Real and identified resistance

Fig. 10
figure 10

Real and identified inductance

5 Experiment Results

In order to further verify the feasibility and effectiveness of the proposed method in this paper, a experimental platform was built according to Fig. 6. This paper uses TMS320F28035 and DRV8301 as controller and driver. The PMSM is 24 V, 62 W, and some basic parameters are shown in Table 1.

The initial rotor given speed of the PMSM is 50 rad/s.
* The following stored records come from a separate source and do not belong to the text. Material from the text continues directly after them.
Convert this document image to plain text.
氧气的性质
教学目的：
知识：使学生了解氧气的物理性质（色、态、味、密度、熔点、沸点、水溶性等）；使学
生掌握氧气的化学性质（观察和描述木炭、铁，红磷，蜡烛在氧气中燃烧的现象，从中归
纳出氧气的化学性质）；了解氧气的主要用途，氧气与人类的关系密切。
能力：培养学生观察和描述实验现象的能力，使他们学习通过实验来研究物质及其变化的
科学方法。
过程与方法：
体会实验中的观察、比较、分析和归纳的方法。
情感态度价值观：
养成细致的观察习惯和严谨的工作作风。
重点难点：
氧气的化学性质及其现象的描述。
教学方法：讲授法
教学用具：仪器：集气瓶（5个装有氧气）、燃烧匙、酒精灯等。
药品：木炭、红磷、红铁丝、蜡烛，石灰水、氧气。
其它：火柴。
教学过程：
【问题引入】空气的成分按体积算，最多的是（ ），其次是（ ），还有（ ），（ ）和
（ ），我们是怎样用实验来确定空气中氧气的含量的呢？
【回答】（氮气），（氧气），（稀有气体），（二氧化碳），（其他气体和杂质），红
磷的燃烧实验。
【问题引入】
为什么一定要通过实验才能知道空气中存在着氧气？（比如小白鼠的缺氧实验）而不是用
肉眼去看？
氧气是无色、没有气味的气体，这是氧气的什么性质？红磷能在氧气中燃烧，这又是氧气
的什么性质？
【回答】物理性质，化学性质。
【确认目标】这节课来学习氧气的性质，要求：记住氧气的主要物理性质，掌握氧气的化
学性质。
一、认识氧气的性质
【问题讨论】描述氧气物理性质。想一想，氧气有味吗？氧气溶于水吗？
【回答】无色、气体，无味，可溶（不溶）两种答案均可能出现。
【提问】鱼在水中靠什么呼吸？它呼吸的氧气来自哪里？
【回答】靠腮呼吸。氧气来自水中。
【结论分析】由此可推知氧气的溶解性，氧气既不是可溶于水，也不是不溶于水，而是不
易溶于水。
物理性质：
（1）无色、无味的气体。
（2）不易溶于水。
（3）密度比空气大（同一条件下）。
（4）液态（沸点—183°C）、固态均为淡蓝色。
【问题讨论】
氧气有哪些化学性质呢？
The initial load torque of the motor is 0 N m.

The experimental platform is shown in Fig. 11.

Fig. 11
figure 11

Picture of the experimental platform

Fig. 12
figure 12

Real and observed speed with identification parameters under experimental platform

Fig. 13
figure 13

Identified resistance under experimental platform

Fig. 14
figure 14

Identified inductance under experimental platform

As shown in Fig. 12, the speed observer with identification parameters has a good dynamic response. So, the method of speed estimation with parameters identification is useful. Because the PMSM needs a starting process at experimental process, the response time is about 11 s in Fig. 12. Figures 13 and 14 show that the method of this paper can identify parameters usefully. In fact, we can find that these parameters are related to current and voltage through Eqs. (9), (19), and (20). It means that their stability is related to the stability of the whole system. So, we can find that they also have similar stability through simulation and experimental results.

6 Conclusion

In this paper, the adjustable model is built according to the stator current equations in d-q axis, and the adaptive law of speed estimation is constructed according to the Popov stability. Then, for the problems of speed estimation and parameters identification simultaneously, the adaptive laws of stator resistance, d-axis and q-axis inductance are constructed through Lyapunov stability.

So, this paper solves the change of parameters due to external factors in PMSM running. In sensorless control, some parameters are important, and we need to identify the parameters at the same time as speed estimation. This paper proposes a solution to estimate speed and identify stator resistance, d-axis and q-axis inductance simultaneously. The feasibility and effectiveness of this method are proved by simulation and experimental results.